In my organization we use Quarkus-based microservices. We usually create a container from the main branch and deploy it in dev,qa, and prod.
To target these environments, we have different profiles. We also make use of environment variables to keep things configurable as per the 12 factor app methodology.
Now I am faced with an confusion regarding best practices.
To elaborate further, please consider the below example.
OrderService has 2 configurable parameters.
app.db.conn
app.web.port
My application.properties looks like this.
app.db.conn:${DB_CONN}
app.web.port:${WEB_PORT}
Now I have 3 environments to deploy this app to. However, I can just run the application and supply the env parameters. This makes my application-dev.properties, application-qa.properties, and application-prod.properties look empty as I will not hard code values directly inside these environment specific properties.
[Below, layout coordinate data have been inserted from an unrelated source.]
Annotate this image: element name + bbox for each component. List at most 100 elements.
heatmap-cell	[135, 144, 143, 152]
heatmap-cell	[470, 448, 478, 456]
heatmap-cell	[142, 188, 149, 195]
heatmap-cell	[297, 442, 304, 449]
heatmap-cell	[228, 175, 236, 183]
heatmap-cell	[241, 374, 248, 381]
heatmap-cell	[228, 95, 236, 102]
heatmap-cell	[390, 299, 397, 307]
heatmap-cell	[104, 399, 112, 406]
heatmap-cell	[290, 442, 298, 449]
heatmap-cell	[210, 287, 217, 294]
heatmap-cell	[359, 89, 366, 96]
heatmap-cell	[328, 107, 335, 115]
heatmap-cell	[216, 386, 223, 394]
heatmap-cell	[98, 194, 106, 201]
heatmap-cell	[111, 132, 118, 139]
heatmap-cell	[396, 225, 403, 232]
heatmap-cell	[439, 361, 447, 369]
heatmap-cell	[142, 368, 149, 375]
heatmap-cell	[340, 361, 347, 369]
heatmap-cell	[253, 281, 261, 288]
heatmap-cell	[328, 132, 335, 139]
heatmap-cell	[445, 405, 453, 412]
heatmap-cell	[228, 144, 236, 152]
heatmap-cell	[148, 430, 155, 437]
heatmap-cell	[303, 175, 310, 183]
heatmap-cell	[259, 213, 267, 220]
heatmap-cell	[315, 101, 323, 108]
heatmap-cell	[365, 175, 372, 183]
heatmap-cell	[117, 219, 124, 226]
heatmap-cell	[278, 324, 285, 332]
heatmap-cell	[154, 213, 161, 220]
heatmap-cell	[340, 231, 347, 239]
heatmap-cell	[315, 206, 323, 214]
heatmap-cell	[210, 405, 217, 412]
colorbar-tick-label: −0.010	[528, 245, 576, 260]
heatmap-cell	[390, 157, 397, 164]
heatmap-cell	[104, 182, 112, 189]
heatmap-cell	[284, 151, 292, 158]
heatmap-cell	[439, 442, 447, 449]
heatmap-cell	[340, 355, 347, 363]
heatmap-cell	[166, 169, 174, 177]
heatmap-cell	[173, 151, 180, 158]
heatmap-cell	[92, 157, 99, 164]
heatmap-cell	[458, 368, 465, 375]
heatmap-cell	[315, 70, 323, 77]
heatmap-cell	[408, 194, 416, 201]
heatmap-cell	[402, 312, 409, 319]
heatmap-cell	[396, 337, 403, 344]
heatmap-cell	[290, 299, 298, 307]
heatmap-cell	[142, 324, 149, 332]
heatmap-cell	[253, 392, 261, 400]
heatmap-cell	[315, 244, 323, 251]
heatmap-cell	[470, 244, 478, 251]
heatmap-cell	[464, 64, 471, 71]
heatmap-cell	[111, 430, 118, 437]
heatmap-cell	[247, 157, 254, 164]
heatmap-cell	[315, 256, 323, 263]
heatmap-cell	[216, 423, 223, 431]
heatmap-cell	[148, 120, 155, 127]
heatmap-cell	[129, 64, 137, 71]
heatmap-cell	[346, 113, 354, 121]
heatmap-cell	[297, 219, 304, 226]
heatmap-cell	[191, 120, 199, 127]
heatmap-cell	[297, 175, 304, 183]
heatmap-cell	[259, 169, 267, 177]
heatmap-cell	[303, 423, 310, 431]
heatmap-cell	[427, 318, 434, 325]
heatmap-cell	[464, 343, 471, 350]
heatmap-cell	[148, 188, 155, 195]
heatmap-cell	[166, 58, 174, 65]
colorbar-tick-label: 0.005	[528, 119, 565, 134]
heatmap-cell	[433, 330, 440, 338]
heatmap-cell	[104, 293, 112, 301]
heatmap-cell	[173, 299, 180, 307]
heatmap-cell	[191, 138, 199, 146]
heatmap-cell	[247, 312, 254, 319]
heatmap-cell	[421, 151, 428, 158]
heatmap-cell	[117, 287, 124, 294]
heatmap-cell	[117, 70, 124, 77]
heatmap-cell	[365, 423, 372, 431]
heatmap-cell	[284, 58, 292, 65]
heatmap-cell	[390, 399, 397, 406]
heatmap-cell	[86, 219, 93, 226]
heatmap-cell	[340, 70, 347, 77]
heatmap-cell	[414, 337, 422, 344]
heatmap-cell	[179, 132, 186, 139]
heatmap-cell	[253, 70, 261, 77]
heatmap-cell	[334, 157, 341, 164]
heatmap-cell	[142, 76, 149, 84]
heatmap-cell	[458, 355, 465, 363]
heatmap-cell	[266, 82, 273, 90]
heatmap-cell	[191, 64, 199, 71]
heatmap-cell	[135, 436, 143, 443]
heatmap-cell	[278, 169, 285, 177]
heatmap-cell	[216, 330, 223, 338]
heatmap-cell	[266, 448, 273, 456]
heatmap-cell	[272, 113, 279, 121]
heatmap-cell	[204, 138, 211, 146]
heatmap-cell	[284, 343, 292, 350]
My question is what the best practise regarding properties file in light of 12 factor app / env-based configurable properties?
Is it okay to just run the application in dev/qa/prod profile and supply env variables and have empty application-.properties file? Or get rid of the convention of env specific application properties files altogether.
Currently I have application.properties, application-.properties in my project. The profile based properties look useless and are just repeating what is present in the application.properties file.
Developers usually think of 'their' environment, which often boils down to the local machine where they run the code most often. It makes sense to configure suitable values as defaults. Or you can omit defaults and thus also force developers to provide that information at runtime.
However in operations it will be necessary to override these values to make the application run in different environments. Default values do not matter as long as they can be changed.
Whether you do that override with different properties files or environment variables or command line parameters or ... can still be debated.